RChain isn’t without its controversy, however. Meredith started on the project as Chief Technology Officer of Synereo, a content monetization platform that uses the AMP token. Meredith and Synereo CEO Dor Konforty had a public falling out that caused Meredith to head out on his own to start the RChain coop. Stories swirled around the Internet from company insiders about both projects being vaporware.

While RChain is touted as a faster solution than Ethereum or Bitcoin that’s able to scale easier, a completed project has yet to materialize. Supporters compare the blockchain only to these popular blockchains, ignoring the dozens of others that improve upon their formulas.

Detractors point out most of the development appears to be outsourced and we’ve yet to see a working product. The testnet is scheduled for launch July 2018, and once it’s up, we’ll have more of an opportunity to see how it truly works in the real world.

Even then, partnerships are going to be key to RChain’s success. While the coop is working hard to fund startups and incubate development on the chain, it’s a house of cards without partnerships from major enterprises. For RChain to succeed, it needs partners in the Fortune 500.

How RChain Works

RChain got its name from the RHO calculus mentioned in the intro. This is one of its key features and is a simplified variant of asynchronous polyadic pi calculus. Basically, it allows concurrent computations over networks. It’s all done using Rholang, a proprietary smart-contract programming language.

Introducing a new programming language will stump even experienced developers, as concurrent computing is much different than object-oriented or functional structures used in most popular languages on the market today. Even Ethereum’s Solidity language became a hurdle, and blockchains like Stratis and Aeternity offer more familiar languages like C# and JavaScript, respectively.

The RChain smart contracts are processed on a RhoVM virtual machine and verified using a proof-of-stake consensus protocol (more specifically, the Casper algorithm is used). Like Ethereum, smart contracts are Turing complete, and each block has a dynamic size.

An RChain node includes the RhoVM, a Java VM (on which the RhoVM runs), and a P2P network. Each node can theoretically process multiple blockchains concurrently and can be configured as a public, private, or consortium blockchain. In this sense, RChain will be one of the many crypto projects that runs as a network of blockchains, rather than a single one.

In this respect, clients can pick and choose which blocks to subscribe to, without needing to process the entire blockchain. This is one of the features that helps improve speed.

Summary

RChain is certainly an ambitious project, but a working product has yet to hit the market. It often compares itself to Bitcoin and Ethereum, but in the time it has so far taken to release a platform, hundreds of projects already addressed the issues in these early blockchains. Scalability will no longer be an issue by the time RChain’s main net is scheduled to go live. It does have several key factors working in its favor.

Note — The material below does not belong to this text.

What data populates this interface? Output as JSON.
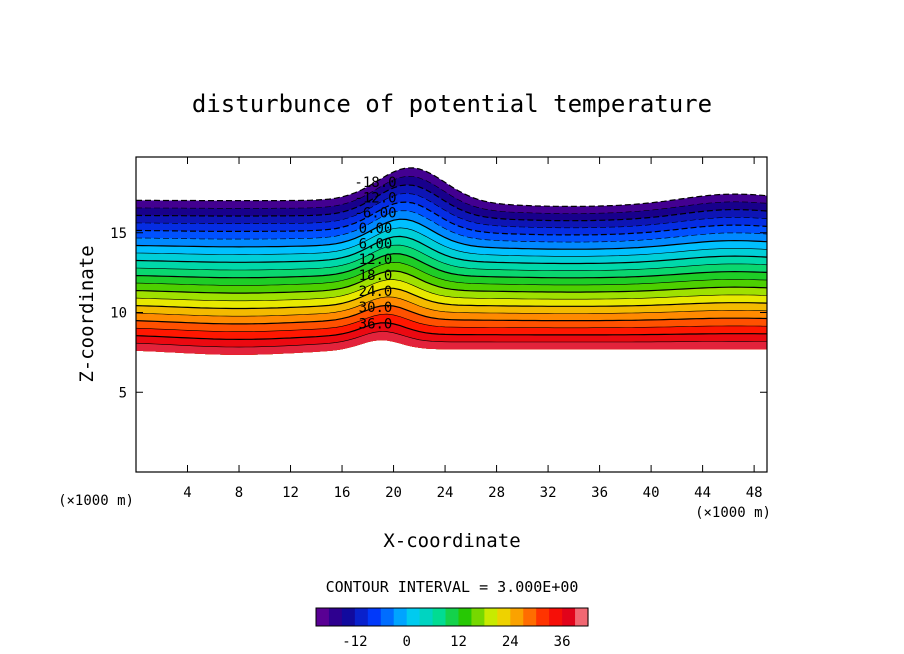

The current iteration of RChain exists as an ERC-20 token on the Ethereum blockchain. These tokens will be exchangeable for the REV token once the RChain mainnet is launched.

RChain uses reflective-high-order calculus to achieve multithreaded concurrent computing. It’s the basis of Rholang, the proprietary programming language run on a RhoVM environment within the Java virtual machine.

RChain hopes to have faster transaction speeds than any other cryptocurrency and more users than Facebook, although it has yet to achieve either.

RChain has several partnerships in place to create an incubator of startups that use its environment. Although enterprise scalability is its major selling point, it has yet to forge any enterprise partnerships.

RChain is saying all the right things, but many analysts doubt its viability in the real world. Once its mainnet launches, we’ll know more about whether it can actually fulfill these promises. Until then, be wary of signs of possible vaporware.